Often, strong trends on a Monday in Chicago reverse the next day, according to traders' lore.
But hopes of a rally this Tuesday, to match the strong losses in the last session, evaporated as funds continued to sell down positions.
As US Commodities noted at the opening, the market had failed to react much in Asian trading hours to data showing US corn and soybean harvests still way behind – delays which should encouraged buying.
"The market failed to respond to bullish news overnight," the Iowa broker said. "This is a telling sign."
And the sell off accelerated as trading continued.
Even with an hour to go, funds were reported by Vic Lespinasse, GrainAnalyst.com's Chicago marketwatcher, as sellers of about 3,000 wheat, 5,000 corn and 4,000 beans lots.
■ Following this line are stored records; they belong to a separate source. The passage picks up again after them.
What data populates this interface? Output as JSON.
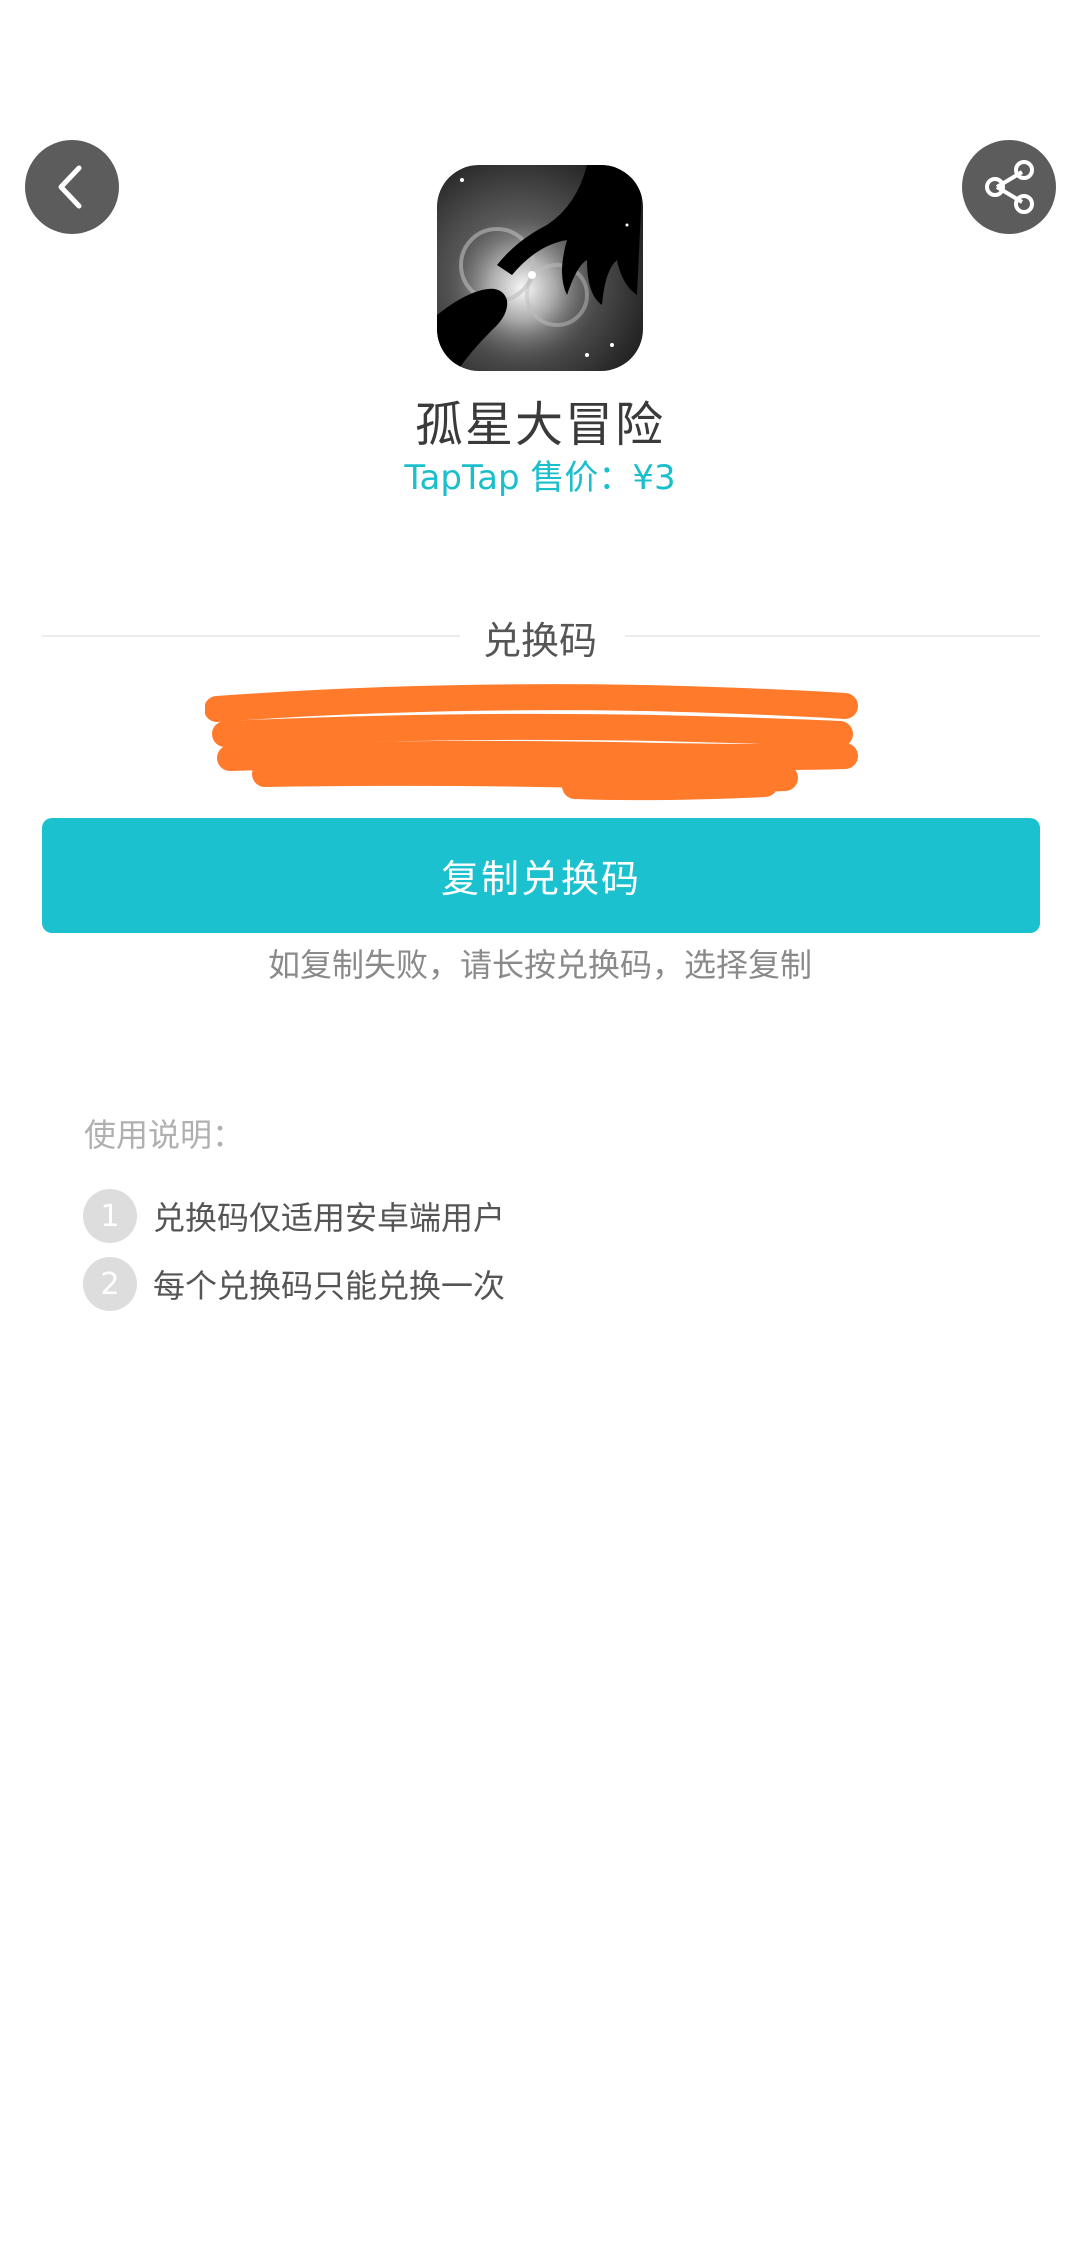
{
  "header": {
    "back_icon": "chevron-left-icon",
    "share_icon": "share-icon"
  },
  "app": {
    "title": "孤星大冒险",
    "price": "TapTap 售价：¥3"
  },
  "redeem": {
    "section_label": "兑换码",
    "code_redacted": true,
    "redaction_color": "#ff7a2a",
    "copy_button_label": "复制兑换码",
    "hint": "如复制失败，请长按兑换码，选择复制"
  },
  "instructions": {
    "title": "使用说明：",
    "items": [
      {
        "number": "1",
        "text": "兑换码仅适用安卓端用户"
      },
      {
        "number": "2",
        "text": "每个兑换码只能兑换一次"
      }
    ]
  },
  "colors": {
    "accent": "#1cc1cf",
    "price": "#1bbfcc",
    "circle_button": "#5c5c5c"
  }
}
If funds needed any encouragement, the dollar gave some, as it headed to two-week highs against the euro. The shift, which cut the competitiveness of US exports such as crops, reflected disappointing US consumer confidence data, which encouraged investors back to the safety of the dollar.
Weather forecasts also continued to show brighter spells next week, which should help the harvest play catch up.
"The outlook for next week looks a bit drier than it did previously," Midwest Market Solutions said.
Mr Lespinasse said approaching the close of Chicago trade: "I have only seen one updated forecast so far and it is dry for next week, which would allow rapid harvesting of corn and beans."
Wheat, the more fund-driven grain at present, led the decline, ending down 4.5% at $5.03 ¼ a bushel for December, wiping out in two days two weeks' gains.
December corn shed 1.9% to $3.70 ¾ a bushel, with soybeans down a relatively modest 1.3% to $9.73 ½ a bushel.
Soybeans faced the extra headwinds of a 2.2% slide, to 2,170 ringgit a tonne, in Kuala Lumpur palm oil, a major rival in the vegetable oil market, and of an estimate by Safras e Mercado, the Brazilian analysis group, that bean planting in the South American farm powerhouse is 20% complete, compared with an average of 11%.
Safras e Mercado has pegged Brazil's 2009-10 soybean harvest at 64.8m tonnes, compared with a Washington forecast of 62m tonnes.
Some of the poor sentiment made its way across the Atlantic, where Paris wheat for November closed down E1.25 at E127.75 a tonne, with the weaker euro at least providing some support.
London wheat ended down £1.50 at £102.00 a tonne.
And the strong dollar was also blamed for another weak close in many soft commodities, including sugar and coffee, which did far worse in New York than London.
Orange juice, once again, dodged the bullet, closing up 2.0 cents at $1.174 a pound on continued concerns about an expected slide in Florida citrus production.